У крыльца, в тени, сидит мать, зажав коленями маслобойку. Сквозь зазор в крышке брызгает сметана. Марюс стоит рядышком и, едва только белые капли прилипают к стенке маслобойки, снимает их пальчиком и отправляет в рот.
— Масло, бабушка…
— Скажи — свестас.
— Масло…
— Свестас. Скажи — свес-тас. Горе мое, он уже говорит, даже можно понять, чего хочет малец. Свес-тас… Свес-тас…
— Свестас, — повторяет ребенок, и Крейвенене, обрадовавшись, свободной рукой гладит белую голову внучонка, чмокает сухими губами в лоб.

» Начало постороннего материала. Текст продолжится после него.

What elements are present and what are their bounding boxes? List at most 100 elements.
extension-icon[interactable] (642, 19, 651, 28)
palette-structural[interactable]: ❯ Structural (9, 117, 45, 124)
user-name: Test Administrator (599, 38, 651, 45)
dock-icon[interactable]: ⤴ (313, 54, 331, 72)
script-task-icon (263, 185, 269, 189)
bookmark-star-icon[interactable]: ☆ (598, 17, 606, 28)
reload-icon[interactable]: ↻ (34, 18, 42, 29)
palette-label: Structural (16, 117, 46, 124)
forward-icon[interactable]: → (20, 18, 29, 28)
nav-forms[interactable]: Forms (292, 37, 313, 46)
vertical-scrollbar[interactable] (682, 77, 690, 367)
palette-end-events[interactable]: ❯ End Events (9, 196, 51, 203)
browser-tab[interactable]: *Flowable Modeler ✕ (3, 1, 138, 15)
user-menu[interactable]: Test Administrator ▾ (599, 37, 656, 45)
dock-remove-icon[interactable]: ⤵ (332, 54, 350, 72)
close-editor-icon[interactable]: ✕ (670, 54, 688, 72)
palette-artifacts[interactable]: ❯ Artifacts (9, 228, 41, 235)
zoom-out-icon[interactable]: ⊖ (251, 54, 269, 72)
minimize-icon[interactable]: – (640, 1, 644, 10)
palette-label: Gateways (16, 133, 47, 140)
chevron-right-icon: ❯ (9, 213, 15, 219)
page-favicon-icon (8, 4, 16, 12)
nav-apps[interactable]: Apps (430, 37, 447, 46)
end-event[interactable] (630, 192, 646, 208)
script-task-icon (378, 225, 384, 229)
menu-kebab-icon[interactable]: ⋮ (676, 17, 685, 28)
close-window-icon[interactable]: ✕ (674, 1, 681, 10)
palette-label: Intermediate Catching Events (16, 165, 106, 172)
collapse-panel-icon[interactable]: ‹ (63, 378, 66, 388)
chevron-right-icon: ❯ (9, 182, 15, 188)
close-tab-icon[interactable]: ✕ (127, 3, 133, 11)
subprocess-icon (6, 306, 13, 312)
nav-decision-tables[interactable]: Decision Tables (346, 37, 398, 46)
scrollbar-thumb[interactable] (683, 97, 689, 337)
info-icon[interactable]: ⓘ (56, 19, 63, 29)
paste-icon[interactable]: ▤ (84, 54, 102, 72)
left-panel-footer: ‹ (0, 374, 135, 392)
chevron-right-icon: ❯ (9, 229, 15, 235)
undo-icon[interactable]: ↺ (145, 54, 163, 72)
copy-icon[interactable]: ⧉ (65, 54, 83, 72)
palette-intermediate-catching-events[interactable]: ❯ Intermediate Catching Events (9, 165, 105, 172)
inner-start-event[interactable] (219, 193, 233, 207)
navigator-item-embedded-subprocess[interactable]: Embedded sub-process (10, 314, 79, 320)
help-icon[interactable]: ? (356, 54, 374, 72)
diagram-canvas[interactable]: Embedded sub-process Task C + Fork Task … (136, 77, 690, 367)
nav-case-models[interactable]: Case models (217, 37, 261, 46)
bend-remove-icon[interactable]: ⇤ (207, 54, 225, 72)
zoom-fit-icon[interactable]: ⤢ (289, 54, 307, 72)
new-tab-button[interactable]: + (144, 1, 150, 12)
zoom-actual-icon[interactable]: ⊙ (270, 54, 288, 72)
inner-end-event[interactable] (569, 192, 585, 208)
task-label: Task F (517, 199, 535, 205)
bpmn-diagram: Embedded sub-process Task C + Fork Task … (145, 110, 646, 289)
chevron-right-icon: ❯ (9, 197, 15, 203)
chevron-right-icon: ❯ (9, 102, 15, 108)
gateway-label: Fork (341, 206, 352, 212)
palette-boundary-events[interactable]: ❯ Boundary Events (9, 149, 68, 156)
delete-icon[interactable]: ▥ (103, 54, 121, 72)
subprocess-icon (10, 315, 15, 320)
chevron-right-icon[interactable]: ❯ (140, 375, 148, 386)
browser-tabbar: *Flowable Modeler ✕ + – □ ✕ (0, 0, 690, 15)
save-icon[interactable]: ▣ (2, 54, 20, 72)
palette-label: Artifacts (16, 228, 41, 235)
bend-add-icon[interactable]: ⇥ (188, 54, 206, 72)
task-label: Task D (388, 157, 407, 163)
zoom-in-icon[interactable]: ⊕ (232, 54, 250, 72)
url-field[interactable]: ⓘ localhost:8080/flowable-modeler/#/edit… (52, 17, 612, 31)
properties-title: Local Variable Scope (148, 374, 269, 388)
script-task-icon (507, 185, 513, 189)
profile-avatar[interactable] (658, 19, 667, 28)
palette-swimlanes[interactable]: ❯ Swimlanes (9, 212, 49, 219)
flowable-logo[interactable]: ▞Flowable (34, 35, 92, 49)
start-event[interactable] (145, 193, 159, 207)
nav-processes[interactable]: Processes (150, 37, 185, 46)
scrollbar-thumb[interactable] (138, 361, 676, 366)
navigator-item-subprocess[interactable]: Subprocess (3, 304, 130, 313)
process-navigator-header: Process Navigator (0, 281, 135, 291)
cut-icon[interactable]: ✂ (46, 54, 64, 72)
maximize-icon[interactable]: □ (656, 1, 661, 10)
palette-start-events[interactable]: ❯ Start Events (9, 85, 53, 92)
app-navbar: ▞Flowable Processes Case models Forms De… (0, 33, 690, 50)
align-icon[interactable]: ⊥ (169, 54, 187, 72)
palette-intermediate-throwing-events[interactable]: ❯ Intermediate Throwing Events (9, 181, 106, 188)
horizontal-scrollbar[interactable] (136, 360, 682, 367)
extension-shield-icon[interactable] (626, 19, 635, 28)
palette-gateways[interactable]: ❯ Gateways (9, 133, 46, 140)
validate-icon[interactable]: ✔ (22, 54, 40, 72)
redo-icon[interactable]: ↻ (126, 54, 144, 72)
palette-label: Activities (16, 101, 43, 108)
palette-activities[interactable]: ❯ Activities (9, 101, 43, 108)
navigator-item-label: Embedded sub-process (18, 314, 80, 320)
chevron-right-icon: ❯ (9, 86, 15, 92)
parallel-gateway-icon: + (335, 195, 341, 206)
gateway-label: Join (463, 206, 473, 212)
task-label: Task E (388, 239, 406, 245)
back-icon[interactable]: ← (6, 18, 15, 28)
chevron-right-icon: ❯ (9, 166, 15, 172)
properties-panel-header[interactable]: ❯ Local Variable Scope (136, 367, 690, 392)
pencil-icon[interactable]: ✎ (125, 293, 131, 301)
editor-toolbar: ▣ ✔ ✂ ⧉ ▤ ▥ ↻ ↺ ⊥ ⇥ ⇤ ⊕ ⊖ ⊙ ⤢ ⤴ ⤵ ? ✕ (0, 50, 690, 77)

— Паинька. Ты вырастешь большой-большой и будешь складно говорить. Как я, как твой отец, как дедушка. Хлеба намажу, хорошо? Вот, уже крупицы пошли…
Шуршит гравий на тропе.
— Марюс!
Ребенок подбегает к матери и, вцепившись в руку, просит масла. Полина обещает ему, но Марюс хочет э т о г о масла, он не хочет т о г о масла.

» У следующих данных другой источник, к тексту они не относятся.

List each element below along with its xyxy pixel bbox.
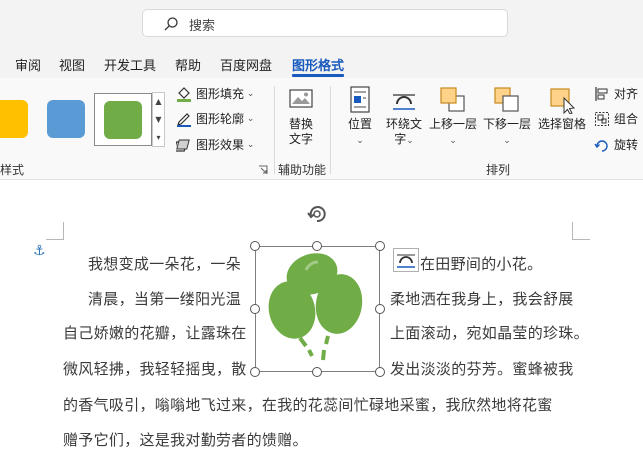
chevron-down-icon: ⌄ — [356, 136, 364, 146]
group-objects-icon — [595, 111, 609, 126]
resize-handle-bottom[interactable] — [312, 367, 322, 377]
paragraph-line-4-left: 微风轻拂，我轻轻摇曳，散 — [63, 360, 247, 378]
gallery-more-icon[interactable]: ▾ — [153, 129, 164, 147]
paragraph-line-5: 的香气吸引，嗡嗡地飞过来，在我的花蕊间忙碌地采蜜，我欣然地将花蜜 — [63, 396, 553, 414]
send-backward-icon — [494, 87, 519, 112]
style-swatch-yellow[interactable] — [0, 100, 28, 138]
active-tab-indicator — [292, 74, 344, 77]
chevron-down-icon: ⌄ — [244, 88, 255, 99]
shape-effects-label: 图形效果 — [196, 138, 245, 152]
alt-text-label-line1: 替换 — [288, 117, 313, 131]
paragraph-line-2-right: 柔地洒在我身上，我会舒展 — [390, 290, 574, 308]
group-separator — [330, 86, 331, 174]
shape-outline-label: 图形轮廓 — [196, 112, 245, 126]
selection-pane-button[interactable]: 选择窗格 — [536, 86, 588, 132]
resize-handle-top-right[interactable] — [375, 241, 385, 251]
margin-corner-right — [572, 222, 590, 240]
group-label-accessibility: 辅助功能 — [278, 163, 327, 177]
send-backward-label: 下移一层 — [482, 117, 531, 131]
chevron-down-icon: ⌄ — [244, 139, 255, 150]
alt-text-button[interactable]: 替换 文字 — [282, 88, 320, 147]
chevron-down-icon: ⌄ — [503, 136, 511, 146]
chevron-down-icon[interactable]: ▼ — [153, 111, 164, 129]
position-icon — [350, 86, 370, 113]
chevron-down-icon: ⌄ — [449, 136, 457, 146]
search-placeholder: 搜索 — [189, 19, 216, 34]
wrap-text-label-line1: 环绕文 — [385, 117, 422, 131]
paragraph-line-6: 赠予它们，这是我对勤劳者的馈赠。 — [63, 431, 308, 449]
tab-shape-format[interactable]: 图形格式 — [292, 55, 344, 74]
position-label: 位置 — [347, 117, 372, 131]
wrap-text-icon — [393, 94, 415, 110]
group-separator — [274, 86, 275, 174]
align-button[interactable]: 对齐 — [594, 85, 638, 102]
shape-effects-button[interactable]: 图形效果 ⌄ — [176, 136, 254, 153]
wrap-text-label-line2: 字 — [394, 132, 407, 146]
layout-options-icon — [397, 254, 415, 268]
align-icon — [595, 86, 608, 101]
shape-outline-button[interactable]: 图形轮廓 ⌄ — [176, 110, 254, 127]
anchor-icon: ⚓ — [33, 243, 46, 259]
margin-corner-left — [46, 222, 64, 240]
pen-outline-icon — [177, 112, 191, 127]
style-swatch-blue[interactable] — [47, 100, 85, 138]
send-backward-button[interactable]: 下移一层 ⌄ — [482, 86, 532, 149]
gallery-scroller[interactable]: ▲ ▼ ▾ — [152, 92, 165, 147]
chevron-down-icon: ⌄ — [406, 136, 414, 146]
title-bar: 搜索 — [0, 0, 643, 48]
rotation-handle-icon[interactable] — [305, 202, 329, 226]
wrap-text-button[interactable]: 环绕文 字⌄ — [382, 86, 426, 149]
search-icon — [164, 17, 178, 31]
resize-handle-top[interactable] — [312, 241, 322, 251]
shape-effects-icon — [176, 139, 190, 152]
tab-developer[interactable]: 开发工具 — [104, 55, 156, 74]
resize-handle-bottom-left[interactable] — [250, 367, 260, 377]
shape-fill-button[interactable]: 图形填充 ⌄ — [176, 85, 254, 102]
selection-pane-label: 选择窗格 — [537, 117, 586, 131]
bring-forward-button[interactable]: 上移一层 ⌄ — [428, 86, 478, 149]
rotate-label: 旋转 — [614, 138, 639, 152]
tab-help[interactable]: 帮助 — [175, 55, 201, 74]
bring-forward-icon — [440, 87, 465, 112]
tab-review[interactable]: 审阅 — [15, 55, 41, 74]
position-button[interactable]: 位置 ⌄ — [340, 86, 380, 149]
search-box[interactable]: 搜索 — [142, 9, 508, 37]
group-label: 组合 — [614, 112, 639, 126]
group-label-styles: 样式 — [0, 163, 25, 177]
chevron-up-icon[interactable]: ▲ — [153, 93, 164, 111]
paragraph-line-1-left: 我想变成一朵花，一朵 — [88, 255, 242, 273]
chevron-down-icon: ⌄ — [244, 113, 255, 124]
style-swatch-green[interactable] — [104, 101, 142, 139]
dialog-launcher-icon[interactable] — [258, 165, 268, 175]
ribbon-panel: ▲ ▼ ▾ 样式 图形填充 ⌄ 图形轮廓 ⌄ 图形效果 ⌄ 替换 文字 辅助功能… — [0, 78, 643, 180]
rotate-button[interactable]: 旋转 — [594, 136, 638, 153]
rotate-icon — [594, 139, 608, 152]
bring-forward-label: 上移一层 — [428, 117, 477, 131]
tab-view[interactable]: 视图 — [59, 55, 85, 74]
alt-text-icon — [289, 89, 313, 108]
layout-options-button[interactable] — [393, 248, 419, 272]
paragraph-line-1-right: 在田野间的小花。 — [420, 255, 543, 273]
align-label: 对齐 — [614, 87, 639, 101]
paragraph-line-4-right: 发出淡淡的芬芳。蜜蜂被我 — [390, 360, 574, 378]
tab-baidu-netdisk[interactable]: 百度网盘 — [220, 55, 272, 74]
paragraph-line-2-left: 清晨，当第一缕阳光温 — [88, 290, 242, 308]
shape-fill-label: 图形填充 — [196, 87, 245, 101]
resize-handle-bottom-right[interactable] — [375, 367, 385, 377]
alt-text-label-line2: 文字 — [288, 132, 313, 146]
resize-handle-top-left[interactable] — [250, 241, 260, 251]
group-button[interactable]: 组合 — [594, 110, 638, 127]
resize-handle-right[interactable] — [375, 304, 385, 314]
selection-pane-icon — [550, 88, 576, 114]
resize-handle-left[interactable] — [250, 304, 260, 314]
balloons-icon[interactable] — [266, 252, 370, 366]
paragraph-line-3-left: 自己娇嫩的花瓣，让露珠在 — [63, 324, 247, 342]
paragraph-line-3-right: 上面滚动，宛如晶莹的珍珠。 — [390, 324, 589, 342]
paint-bucket-icon — [177, 86, 191, 102]
group-label-arrange: 排列 — [486, 163, 511, 177]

Стяпонас входит в избу, садится за стол и переводит дух. Спохватывается, что сел на отцово место. Когда-то, ребенком, он смотрел на отца со страхом и уважением: отец первым брался за ложку, и только тогда все торопливо начинали хлебать. Так уж было заведено, и Стяпонас с опаской думал о том времени, когда отец одряхлеет. Ведь тогда ему, Стяпонасу, придется командовать застольем, он станет хозяином. Так рассудил отец. Миндаугаса выучит, Вациса отдаст в примаки, а Стяпонасу — среднему — хозяйство. Давным-давно, когда все вместе садились за стол, отец любил распоряжаться детьми, но жизнь каждого повела своей дорогой, даже не спросясь, нравится ли топать по ней. Миндаугас первым свернул в сторону; шел-то он по краешку, самая малость потребовалась — через канаву да в кусты. Хотя, кто там знает, никто ведь точно не может сказать… Потом настал мой черед — через другую канаву. А тут и Вацис. Вацис-то шагает по середке — если и заснешь на ходу, не сразу в канаву свалишься. Вацис сызмальства такой. И Шаруне… Но у Шаруне ветер в голове, мамин баловень, другой она породы, чем мы, даже диву даешься.
Кто же займет место отца за этим отмытым добела столом?
Вацис?
Стяпонас бросает взгляд в окно. В тени у амбара сверкает автомобиль, брат трет суконкой крыло, наводит блеск. Целый день возится со своей машиной, то и дело отгоняя Марюса, чтоб только не царапнул да камешком не запустил. «Вацис жить умеет», — говорит отец.
— Кушай. Почему не ешь?
Есть не хочется, хотя с утра не притрагивался. Жует колбасу, откусывает от огурца, но проглотить не может — кусок липнет к нёбу, словно пакля.